Oubliées, les manifestations monstres d’octobre provoquées par une crise économique sans précédent. Elles s’étaient répandues comme une tache d’huile à travers le pays et, pour la première fois, jusque dans les places fortes du Hezbollah. Aujourd’hui, ce sont les partis politiques qui viennent à la rescousse des Libanais affamés et appauvris, après plus de six mois de crise. Dès avril, des masques estampillés avec les logos de partis ont commencé à circuler.

Dons locaux

Tous tentent de profiter du coronavirus pour redorer leur image, mais le Hezbollah a une longueur d’avance. Du Sud-Liban, où le groupe affronte régulièrement Israël, à la Syrie, où il soutient militairement Bachar el-Assad, son infrastructure médicale est déployée sur le terrain depuis des décennies dans des situations d’urgence. Rien qu’au Sud-Liban, environ 150 lits dans des hôpitaux du Hezbollah sont prêts à accueillir les malades du coronavirus, selon Youssef Jaber, directeur d’un hôpital psychiatrique vidé de ses patients habituels dans le village bucolique de Jwaya, près de Tyr. Un chiffre important comparé à la capacité des hôpitaux gouvernementaux (345 lits) de la région.

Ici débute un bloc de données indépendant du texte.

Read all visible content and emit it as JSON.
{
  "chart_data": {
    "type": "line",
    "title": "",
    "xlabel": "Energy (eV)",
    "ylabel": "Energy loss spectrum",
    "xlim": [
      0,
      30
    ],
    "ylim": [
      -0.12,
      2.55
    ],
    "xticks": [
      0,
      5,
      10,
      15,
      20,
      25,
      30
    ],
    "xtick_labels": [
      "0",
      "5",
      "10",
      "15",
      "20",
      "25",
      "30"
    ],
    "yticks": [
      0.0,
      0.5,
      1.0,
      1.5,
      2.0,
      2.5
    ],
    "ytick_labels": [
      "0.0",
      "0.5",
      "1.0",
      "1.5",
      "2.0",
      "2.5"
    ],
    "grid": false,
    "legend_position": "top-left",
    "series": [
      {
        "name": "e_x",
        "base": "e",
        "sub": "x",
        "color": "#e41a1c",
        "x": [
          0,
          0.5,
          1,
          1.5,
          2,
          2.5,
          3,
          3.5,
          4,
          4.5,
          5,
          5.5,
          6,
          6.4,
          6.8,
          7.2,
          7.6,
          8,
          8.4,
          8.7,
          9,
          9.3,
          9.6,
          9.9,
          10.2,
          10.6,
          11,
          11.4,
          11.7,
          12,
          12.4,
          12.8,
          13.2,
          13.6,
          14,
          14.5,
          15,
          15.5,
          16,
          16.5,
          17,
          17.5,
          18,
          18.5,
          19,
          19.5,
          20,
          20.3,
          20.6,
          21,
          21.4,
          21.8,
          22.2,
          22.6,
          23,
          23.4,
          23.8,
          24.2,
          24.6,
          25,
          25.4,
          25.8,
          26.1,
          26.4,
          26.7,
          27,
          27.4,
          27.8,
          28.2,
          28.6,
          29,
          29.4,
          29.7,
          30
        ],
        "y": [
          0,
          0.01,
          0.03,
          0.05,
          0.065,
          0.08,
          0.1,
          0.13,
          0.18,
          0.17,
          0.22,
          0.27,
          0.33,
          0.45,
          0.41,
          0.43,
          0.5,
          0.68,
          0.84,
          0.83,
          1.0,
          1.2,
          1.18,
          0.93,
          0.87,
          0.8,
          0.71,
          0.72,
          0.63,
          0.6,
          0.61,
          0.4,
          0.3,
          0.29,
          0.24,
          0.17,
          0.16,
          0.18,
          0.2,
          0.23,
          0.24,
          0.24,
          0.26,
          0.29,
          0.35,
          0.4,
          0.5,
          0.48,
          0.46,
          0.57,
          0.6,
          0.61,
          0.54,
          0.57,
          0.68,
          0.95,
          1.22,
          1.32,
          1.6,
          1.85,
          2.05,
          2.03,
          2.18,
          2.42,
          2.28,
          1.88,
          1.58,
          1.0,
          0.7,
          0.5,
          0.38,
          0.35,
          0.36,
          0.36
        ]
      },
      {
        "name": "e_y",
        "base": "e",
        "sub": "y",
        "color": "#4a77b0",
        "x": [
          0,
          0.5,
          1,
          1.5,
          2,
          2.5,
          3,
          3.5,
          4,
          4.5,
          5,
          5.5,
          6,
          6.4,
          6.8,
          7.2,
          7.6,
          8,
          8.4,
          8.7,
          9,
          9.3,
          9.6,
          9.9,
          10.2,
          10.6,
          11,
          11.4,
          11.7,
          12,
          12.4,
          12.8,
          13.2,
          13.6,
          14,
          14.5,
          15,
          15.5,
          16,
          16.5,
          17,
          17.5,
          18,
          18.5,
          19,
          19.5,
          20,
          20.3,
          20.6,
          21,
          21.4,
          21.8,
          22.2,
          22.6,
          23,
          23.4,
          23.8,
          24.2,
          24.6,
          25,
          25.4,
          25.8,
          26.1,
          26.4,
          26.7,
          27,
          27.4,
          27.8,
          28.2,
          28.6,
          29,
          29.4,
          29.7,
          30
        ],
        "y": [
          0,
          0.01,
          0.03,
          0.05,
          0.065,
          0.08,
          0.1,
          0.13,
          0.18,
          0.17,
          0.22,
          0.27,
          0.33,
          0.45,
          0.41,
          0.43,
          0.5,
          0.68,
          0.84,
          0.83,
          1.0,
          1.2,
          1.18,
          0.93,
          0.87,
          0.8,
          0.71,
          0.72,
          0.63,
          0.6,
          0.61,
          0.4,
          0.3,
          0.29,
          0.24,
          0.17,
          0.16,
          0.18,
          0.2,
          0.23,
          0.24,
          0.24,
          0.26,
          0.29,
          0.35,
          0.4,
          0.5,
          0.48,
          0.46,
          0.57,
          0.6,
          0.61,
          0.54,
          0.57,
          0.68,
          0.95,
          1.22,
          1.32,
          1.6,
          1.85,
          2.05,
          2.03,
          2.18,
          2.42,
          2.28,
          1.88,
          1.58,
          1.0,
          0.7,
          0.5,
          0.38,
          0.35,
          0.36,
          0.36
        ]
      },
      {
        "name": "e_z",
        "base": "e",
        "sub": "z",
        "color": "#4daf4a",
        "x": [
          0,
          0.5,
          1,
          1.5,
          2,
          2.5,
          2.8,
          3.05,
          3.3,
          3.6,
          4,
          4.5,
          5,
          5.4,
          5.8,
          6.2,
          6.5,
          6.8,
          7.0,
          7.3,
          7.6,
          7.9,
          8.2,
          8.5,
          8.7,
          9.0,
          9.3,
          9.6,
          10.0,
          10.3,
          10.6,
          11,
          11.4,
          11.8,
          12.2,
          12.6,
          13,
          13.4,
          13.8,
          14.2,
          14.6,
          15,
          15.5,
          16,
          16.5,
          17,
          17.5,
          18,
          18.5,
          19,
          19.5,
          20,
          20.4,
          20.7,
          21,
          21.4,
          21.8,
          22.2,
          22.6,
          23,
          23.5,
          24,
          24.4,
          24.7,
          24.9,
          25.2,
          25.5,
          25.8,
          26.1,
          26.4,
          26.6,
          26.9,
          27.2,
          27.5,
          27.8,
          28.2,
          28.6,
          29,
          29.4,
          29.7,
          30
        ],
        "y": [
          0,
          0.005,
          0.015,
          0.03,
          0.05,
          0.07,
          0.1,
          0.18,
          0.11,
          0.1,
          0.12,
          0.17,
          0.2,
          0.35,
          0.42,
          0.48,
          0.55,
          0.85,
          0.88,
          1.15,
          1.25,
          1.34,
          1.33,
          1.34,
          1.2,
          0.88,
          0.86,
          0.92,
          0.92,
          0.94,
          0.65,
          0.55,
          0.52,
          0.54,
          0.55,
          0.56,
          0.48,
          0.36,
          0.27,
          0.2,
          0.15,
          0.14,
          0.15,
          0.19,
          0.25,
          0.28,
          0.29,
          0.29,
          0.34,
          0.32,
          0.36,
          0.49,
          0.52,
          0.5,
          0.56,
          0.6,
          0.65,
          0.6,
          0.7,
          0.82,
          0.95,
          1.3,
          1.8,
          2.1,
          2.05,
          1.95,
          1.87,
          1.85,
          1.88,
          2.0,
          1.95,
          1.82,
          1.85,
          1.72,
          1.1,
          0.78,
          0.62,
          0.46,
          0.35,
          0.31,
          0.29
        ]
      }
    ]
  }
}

Au cours d’une conférence de presse tenue dans un bâtiment reconverti en «centre de gestion de crise corona», Abdallah Nasser, responsable du parti dans le sud du Liban, a égrené les chiffres. En plus d’avoir distribué des dons alimentaires et financiers aux plus démunis pour un montant total de 1,1 milliard de livres libanaises (690.000 euros) dans la région, le Hezbollah peut compter sur 505 infirmières, 292 médecins, 14 cliniques, 7 centres de dépistage, et 15 ambulances équipées de respirateurs artificiels. Les sanctions américaines contre le groupe, ainsi que contre son parrain iranien, n’auraient aucune conséquence sur le financement de ce plan, affirme Abdallah Nasser, car le parti compte sur des dons locaux. «Les familles donnent aux familles, les villages aux villages», a-t-il ajouté.

Nous ne ­cachons rien. Cela nuirait à la santé de la population

Youssef Moughnieh, responsable média du parti dans la région

Pour l’instant, la force de frappe de la riposte médicale du Hezbollah reste à prouver. Les cas de Covid-19 au Liban sont relativement peu élevés – 750 personnes infectées et 25 décès – et pris en charge par les grands hôpitaux publics et privés du pays. Ils sont remarquablement bas dans les régions contrôlées par le Hezbollah. Au Sud-Liban, où vivent 500.000 personnes, ils étaient moins d’une dizaine et pour la moitié importés par des étrangers, notamment venus d’Iran, de Côte d’Ivoire, de France ou d’Italie.

Mais l’interdiction tardive des vols en provenance d’Iran, pays le plus touché par le virus dans la région, a alimenté les rumeurs que le parti dissimule les chiffres réels. Le Hezbollah nie en bloc. «Nous ne cachons rien. Cela nuirait à la santé de la population», affirme Youssef Moughnieh, responsable média du parti dans la région. Pour Maha Yaha, directrice du centre Moyen-Orient de Carnegie, le doute toutefois persiste. «Il est impossible de savoir si leurs chiffres sont fiables. Il paraît sensé qu’ils soient plus élevés au vu du nombre important de pèlerins et de combattants qui circulent entre l’Irak, la Syrie, le Liban et l’Iran. Mais si ce n’est pas le cas, tant mieux !», s’exclame-t-elle.